Lingga Satu
Kepri

Polda Kepri Grebek Gelper Hokki Bear Mall Top 100 Batam

Linggasatu.com — Polda Kepri melalui Kabid Humas Polda Kepri Kombes Pol. Drs. S. Erlangga gelar press release tindak pidana Perjudian jenis Gelanggang Permainan Elektronik ‘Hokki Bear’ yang di ciduk oleh pihak kepolisian Ditreskrimum Polda Kepri pada 25 November 2018 lalu.

“Pada hari minggu lalu, pihaknya telah melakukan penindakan dan mengamankan terhadap 15 orang dugaan melakukan tindak perjudian berjenis Gelper Hokki Bear yang berada Mall Top 100 Tembesi, Sagulung” kata Erlangga dari rilis yang diterima oleh Linggasatu.com Senin (26/11/2018)

Para tersangka dihadirkan dalam press release | Foto : Istimewa

Press release yang berlangsung di Media Centre Polda Kepri Batam Kabid Humas Polda Kepri Kombes Pol. Drs. S. Erlangga didampingi Dirreskrimum Polda Kepri Kombes Pol.

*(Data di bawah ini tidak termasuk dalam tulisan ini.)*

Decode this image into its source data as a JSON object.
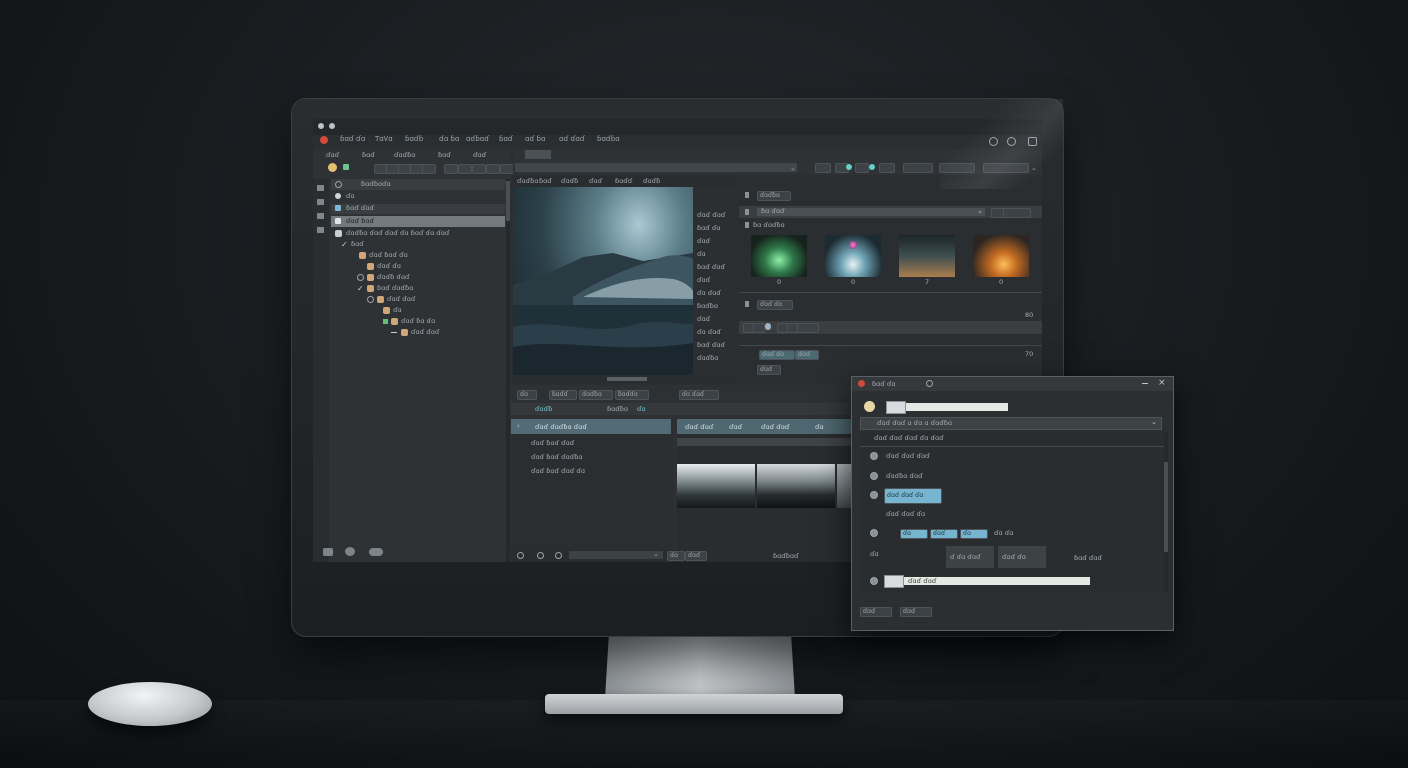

Hernowo Julianto, SIK dalam rilisnya menyebutkan, Dari hasil pemeriksaan dan hasil analisa terhadap seluruh barang bukti dan pelaku, penyidik melakukan gelar perkara dengan kesimpulan terdapat 9 (sembilan) orang terduga memenuhi unsur melakukan tindak pidana perjudian sebagaimana dimaksud dalam rumusan pasal 303 jo 303 bis jo 55 KUHP.

” 9 (Sembilan) orang pelaku memenuhi unsur tindak pidana perjudian sedangkan 6 (enam) orang lainnya tidak ditemukan adanya keterlibatan secara langsung dalam proses perjudian yang dilakukan oleh para pelaku, dan dijadikan saksi dalam berkas perkara” kata Erlangga yang di dampingi Hernowo

Sejumlah barang bukti dihadirkan oleh pihak kepolisian | Foto : Istimewa

Adapun barang bukti yang dihadirkan pada press release tersebut yakni, Koin mesin permainan, Mesin penghitung koin, 2 (dua) chip mesin permainan, Mesin permainan jenis bubble (piala), Mesin permainan jenis balon (jurasic park), Uang Tunai sebanyak Rp 60.800.000,- (enam puluh juta delapan ratus ribu rupiah).

Terhadap kesembilan pelaku yakni berinisial, JP selaku pengawas, 2 orang kasir FI dan YE, 2 orang teknisi FE dan YA, 2 orang bagian penukaran koin TS dan SU dan 2 orang pemain YU dan NI dijerat dengan pasal yang dipersangkakan, Pasal 303 jo 303 bis jo 55 KUHP, dengan ancaman hukuman maksimal 10 (sepuluh) tahun kurungan.